C’est en effet dans notre unité salariale que nous obtiendrons nos revendications salariales.
 
Nous avons, d’ailleurs, tous décidé de manière démocratique de reconduire le mouvement de grève.
 
Comme chaque année, la CGT prendra ses responsabilités et appellera les salariés à se mobiliser de nouveau pour refuser ce simulacre de négociation.
 
De plus, les militants CGT seront vigilants pour qu’aucune pression ne soit faites sur les salariés pour les dissuader de faire grève.

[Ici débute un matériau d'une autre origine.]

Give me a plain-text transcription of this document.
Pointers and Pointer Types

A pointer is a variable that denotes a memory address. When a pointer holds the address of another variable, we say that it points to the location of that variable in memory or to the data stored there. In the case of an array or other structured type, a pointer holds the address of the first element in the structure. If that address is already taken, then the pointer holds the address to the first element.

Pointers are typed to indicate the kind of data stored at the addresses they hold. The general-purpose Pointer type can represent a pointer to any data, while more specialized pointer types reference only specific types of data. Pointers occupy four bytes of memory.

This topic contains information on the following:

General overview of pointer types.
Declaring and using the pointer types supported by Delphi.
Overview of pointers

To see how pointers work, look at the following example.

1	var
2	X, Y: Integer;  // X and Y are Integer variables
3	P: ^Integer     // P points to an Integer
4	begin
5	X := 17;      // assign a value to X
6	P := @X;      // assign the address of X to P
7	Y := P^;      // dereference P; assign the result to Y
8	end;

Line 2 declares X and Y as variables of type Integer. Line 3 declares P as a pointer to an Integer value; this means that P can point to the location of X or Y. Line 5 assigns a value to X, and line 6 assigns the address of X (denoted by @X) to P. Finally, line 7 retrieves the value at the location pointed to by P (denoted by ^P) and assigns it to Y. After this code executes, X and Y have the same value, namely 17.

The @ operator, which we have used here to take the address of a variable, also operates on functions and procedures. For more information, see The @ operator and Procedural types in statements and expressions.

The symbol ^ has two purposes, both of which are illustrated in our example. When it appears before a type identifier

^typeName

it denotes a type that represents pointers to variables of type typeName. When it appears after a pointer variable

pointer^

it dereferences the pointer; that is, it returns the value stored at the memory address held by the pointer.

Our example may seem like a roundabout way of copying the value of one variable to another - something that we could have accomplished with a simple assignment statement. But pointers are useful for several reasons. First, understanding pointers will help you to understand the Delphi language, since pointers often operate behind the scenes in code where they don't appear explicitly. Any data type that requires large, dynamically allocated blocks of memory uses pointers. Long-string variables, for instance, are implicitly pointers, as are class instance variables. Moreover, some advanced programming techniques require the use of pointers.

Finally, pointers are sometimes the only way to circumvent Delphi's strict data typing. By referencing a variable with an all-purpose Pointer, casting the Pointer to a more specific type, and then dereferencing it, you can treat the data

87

D’autres salariés combattent également pour leurs salaires :
 
Les salariés de TRECIA ont commencé les débrayages le mercredi 9 mars par la tournée de nuit et qui sera poursuivi par les autres tournées le lendemain.
 
PMTC, FUJI KIKO, étant en pleine négociation, les salariés grévistes de FSE sont en attente d’une action commune.
 
-MESSEI : 70% de la production le matin
             85% de la production l’après-midi ont cessé le travail
 
-HENIN-BEAUMONT : 50 salariés ont débrayé ce matin
 
-SELONCOURT : 100% de grévistes !!
            A 9H, tous les salariés étaient dans la cour….après que l’alarme incendie se soit déclenché !
 
Les militants CGT vont  rencontrer les militants des autres usines pour organiser la riposte ainsi que les différentes organisations syndicales de notre site.